There is a coalition of malevolence at the lower end of the tabloids, especially the Sunday ones. Some journalists hate the Royal Family and revel in every opportunity to add to its embarrassments. Some editors are so desperate to sell papers that they are oblivious the national interest. Their nightmare is a restoration of calm at Buckingham Palace: they would have no troubles to report, and considerable troubles of their own in lending credibility to their inventions.
There would appear to be no early hope of editorial slumbers being disturbed by such nightmares. Indeed, those of us who are devoutly loyal to the monarchy seem helpless in the face of the tabloids' malice. Yet something must be done to mobilise the monarchical majority in this country and to demand an end to journalistic irresponsibility. A law on lese majesty seems un-British, but not so un-British as a press campaign which ultimately vilifies the monarchy to destruction.
It is not clear how much more smearing by the tabloids the monarchy can absorb without being irretrievably damaged. There are deep roots in public affection and respect, but over time even the deepest roots can be poisoned. It would be equally foolish to assume that the young princes and their successors would be willing to do their duty if it became impossible to do so with any dignity.

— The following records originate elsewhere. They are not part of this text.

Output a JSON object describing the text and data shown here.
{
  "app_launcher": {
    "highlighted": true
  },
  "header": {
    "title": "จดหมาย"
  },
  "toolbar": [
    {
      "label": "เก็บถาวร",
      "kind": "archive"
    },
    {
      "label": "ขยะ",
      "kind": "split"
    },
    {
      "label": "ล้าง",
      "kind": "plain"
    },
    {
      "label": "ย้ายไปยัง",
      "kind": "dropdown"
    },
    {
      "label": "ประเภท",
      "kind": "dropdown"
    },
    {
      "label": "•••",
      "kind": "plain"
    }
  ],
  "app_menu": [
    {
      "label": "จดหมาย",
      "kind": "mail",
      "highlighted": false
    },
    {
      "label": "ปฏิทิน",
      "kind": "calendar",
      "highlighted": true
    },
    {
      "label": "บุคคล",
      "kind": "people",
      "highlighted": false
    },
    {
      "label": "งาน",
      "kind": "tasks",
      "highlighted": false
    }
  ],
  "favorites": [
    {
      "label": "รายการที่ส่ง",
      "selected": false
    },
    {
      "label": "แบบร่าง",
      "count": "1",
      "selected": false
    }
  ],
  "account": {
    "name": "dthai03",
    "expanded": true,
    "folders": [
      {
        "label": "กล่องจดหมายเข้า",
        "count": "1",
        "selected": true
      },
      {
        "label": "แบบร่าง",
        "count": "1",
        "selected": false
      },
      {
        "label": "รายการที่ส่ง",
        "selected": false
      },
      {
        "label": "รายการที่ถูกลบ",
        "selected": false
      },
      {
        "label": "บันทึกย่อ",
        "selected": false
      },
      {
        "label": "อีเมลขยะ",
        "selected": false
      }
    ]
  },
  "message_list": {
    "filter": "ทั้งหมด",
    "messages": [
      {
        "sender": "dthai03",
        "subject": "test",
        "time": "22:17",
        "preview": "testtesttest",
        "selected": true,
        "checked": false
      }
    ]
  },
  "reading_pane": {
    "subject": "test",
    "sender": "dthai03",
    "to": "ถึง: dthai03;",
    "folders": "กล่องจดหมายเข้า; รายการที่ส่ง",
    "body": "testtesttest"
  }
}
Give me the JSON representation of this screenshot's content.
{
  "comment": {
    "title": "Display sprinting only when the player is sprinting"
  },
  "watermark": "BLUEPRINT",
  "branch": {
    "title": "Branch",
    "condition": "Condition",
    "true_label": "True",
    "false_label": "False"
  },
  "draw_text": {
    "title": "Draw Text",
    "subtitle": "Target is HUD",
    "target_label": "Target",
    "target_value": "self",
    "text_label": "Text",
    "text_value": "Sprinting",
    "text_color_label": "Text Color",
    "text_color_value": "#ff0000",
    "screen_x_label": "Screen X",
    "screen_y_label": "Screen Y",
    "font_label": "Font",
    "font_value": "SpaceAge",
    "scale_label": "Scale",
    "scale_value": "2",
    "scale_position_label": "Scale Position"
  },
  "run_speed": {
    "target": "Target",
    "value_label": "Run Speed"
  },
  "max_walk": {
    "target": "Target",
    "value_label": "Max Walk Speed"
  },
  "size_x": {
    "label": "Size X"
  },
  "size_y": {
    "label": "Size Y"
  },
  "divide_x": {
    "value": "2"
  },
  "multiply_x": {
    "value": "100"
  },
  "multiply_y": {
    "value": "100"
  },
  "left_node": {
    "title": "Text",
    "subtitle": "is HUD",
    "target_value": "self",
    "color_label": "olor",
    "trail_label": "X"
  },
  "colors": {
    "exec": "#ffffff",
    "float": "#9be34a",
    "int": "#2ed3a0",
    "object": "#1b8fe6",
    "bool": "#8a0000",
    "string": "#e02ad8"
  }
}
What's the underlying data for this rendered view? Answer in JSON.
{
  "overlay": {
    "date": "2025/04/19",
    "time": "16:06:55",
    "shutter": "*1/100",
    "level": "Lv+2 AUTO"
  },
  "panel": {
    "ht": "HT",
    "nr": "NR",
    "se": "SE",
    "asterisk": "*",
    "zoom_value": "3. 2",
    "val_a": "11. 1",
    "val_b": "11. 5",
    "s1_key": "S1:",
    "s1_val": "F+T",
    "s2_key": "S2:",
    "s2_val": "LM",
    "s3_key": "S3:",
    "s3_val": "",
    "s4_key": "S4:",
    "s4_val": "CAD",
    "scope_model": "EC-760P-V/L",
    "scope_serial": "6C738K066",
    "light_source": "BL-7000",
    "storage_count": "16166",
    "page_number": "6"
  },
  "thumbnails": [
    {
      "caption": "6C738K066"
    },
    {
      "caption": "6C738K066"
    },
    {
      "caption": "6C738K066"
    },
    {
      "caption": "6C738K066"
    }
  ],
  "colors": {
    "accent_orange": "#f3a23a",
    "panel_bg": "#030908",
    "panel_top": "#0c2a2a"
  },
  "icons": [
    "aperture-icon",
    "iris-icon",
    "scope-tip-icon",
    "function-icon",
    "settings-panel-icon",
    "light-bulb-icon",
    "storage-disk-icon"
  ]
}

At present, we are behaving like a household which has a cupboard full of valuable heirlooms, but also some undisciplined children. We do not want to see all the heirlooms smashed in pieces, nor are we prepared to lock the cupboard and keep the children out.
A great deal of heirloom crockery has already been smashed, which makes those who care about such matters wring their hands, yet nothing is done. We are confronted by a simple question. Which is more important to the British nation, the monarchy or the gutter press? If we do want to preserve the monarchy, it is time to decisive steps to preserve it.